Indeed, look what happened shortly after 1979. Thatcher's poll ratings collapsed. When Foot took over, and began to organise marches against rising unemployment in major cities across the country every month, Labour soared to 51% in the opinion polls. Labour's advance was halted by a number of things. The Bennite?Stalinist left's obsession with economic nationalism/opposition to the EEC was a diversion, seeing them lining up alongside Powell, the NF etc, and gave the SDP right an opening to split. It wasn't that the Tory vote rose, but that the anti-Tory vote got split, as the SDP took away Labour votes, especially after lining up with the Liberals (sound familiar). Then Thatcher launched the Falklands War, and a load of reactionary nationalists rallied around the flag, whilst Foot failed to provide a clear internationalist position. Again, sound familiar.

Blissex said...

«This situation, of the old effectively turning against the young, is not natural. It is a situation arrived at by policy decisions, and cynically sustained by the Tories and the powerful forces they act for.»

It was not natural when mothers (and rather more briefly, fathers) relied on young sons as pension assets to provide for them in their old age: lower hosing costs and better employment prospects and better wages for their sons meant a more comfortable old age.

One of the unintended consequences of social-democracy, the ability of older people to live as rentiers on their property gains and their occupational pensions, has implied that they are better off if housing costs rise and there is more unemployment and lower wages (as well as causing a collapse of birth rates in many countries).

George Carty said...

Blissex: "It was not natural when mothers (and rather more briefly, fathers) relied on young sons as pension assets to provide for them in their old age: lower hosing costs and better employment prospects and better wages for their sons meant a more comfortable old age."

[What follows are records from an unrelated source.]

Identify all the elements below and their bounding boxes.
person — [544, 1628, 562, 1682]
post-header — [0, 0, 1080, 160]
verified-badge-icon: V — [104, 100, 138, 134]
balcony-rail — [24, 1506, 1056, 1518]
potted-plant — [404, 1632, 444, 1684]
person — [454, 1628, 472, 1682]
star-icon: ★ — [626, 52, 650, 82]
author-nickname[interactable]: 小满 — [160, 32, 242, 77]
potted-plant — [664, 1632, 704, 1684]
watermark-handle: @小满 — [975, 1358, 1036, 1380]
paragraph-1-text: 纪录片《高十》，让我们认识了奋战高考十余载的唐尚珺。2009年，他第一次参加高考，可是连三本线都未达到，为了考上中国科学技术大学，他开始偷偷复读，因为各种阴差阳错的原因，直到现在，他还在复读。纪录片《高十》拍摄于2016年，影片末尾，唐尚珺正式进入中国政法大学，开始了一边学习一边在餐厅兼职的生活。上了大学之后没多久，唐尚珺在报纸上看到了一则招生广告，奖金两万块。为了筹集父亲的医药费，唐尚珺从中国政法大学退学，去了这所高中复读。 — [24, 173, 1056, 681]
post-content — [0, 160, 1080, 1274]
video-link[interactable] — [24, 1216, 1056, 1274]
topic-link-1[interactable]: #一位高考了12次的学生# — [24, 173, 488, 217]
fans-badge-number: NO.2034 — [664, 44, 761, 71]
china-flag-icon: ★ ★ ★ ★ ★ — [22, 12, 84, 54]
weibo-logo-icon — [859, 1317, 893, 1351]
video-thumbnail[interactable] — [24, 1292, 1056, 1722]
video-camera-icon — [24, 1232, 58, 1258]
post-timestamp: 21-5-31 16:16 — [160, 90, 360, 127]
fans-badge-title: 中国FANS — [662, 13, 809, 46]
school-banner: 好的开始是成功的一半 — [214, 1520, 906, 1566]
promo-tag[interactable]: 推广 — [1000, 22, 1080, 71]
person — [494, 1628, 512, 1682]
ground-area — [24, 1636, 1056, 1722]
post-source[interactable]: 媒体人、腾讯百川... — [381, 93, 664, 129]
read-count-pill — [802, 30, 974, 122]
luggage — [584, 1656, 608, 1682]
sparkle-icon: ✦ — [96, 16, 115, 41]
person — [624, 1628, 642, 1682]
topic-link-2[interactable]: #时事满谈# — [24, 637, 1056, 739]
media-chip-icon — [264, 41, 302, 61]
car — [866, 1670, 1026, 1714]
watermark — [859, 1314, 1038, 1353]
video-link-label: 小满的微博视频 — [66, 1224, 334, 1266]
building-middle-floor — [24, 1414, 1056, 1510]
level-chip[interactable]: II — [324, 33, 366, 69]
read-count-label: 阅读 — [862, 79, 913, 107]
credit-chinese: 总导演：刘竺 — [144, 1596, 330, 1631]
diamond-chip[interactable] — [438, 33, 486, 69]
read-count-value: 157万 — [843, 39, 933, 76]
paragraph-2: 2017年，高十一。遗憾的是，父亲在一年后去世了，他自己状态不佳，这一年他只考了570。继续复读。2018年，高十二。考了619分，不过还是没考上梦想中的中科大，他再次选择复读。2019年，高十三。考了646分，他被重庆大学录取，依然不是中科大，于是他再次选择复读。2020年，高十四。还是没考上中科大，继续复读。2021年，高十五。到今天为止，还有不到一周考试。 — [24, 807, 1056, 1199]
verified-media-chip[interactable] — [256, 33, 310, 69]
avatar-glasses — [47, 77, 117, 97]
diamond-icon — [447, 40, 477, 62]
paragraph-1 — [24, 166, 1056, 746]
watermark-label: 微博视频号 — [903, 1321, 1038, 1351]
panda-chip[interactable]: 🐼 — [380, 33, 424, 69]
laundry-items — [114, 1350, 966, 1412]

Didn't Bismarck introduce old age pensions in the first place because he feared the possibility of a powerful anti-war movement dominated by women who greatly feared the prospect of old-age financial ruin if their sons were killed in battle?

If today's system of old age provision favours the childless however (because those with children will need to pay to help them onto the property ladder) isn't that a good thing because it reduces population growth (or at least, it would be a good thing if people weren't concerned the ethnic make-up of the country, as it would make the country more able to absorb immigrants from places which still have excessive birth rates)?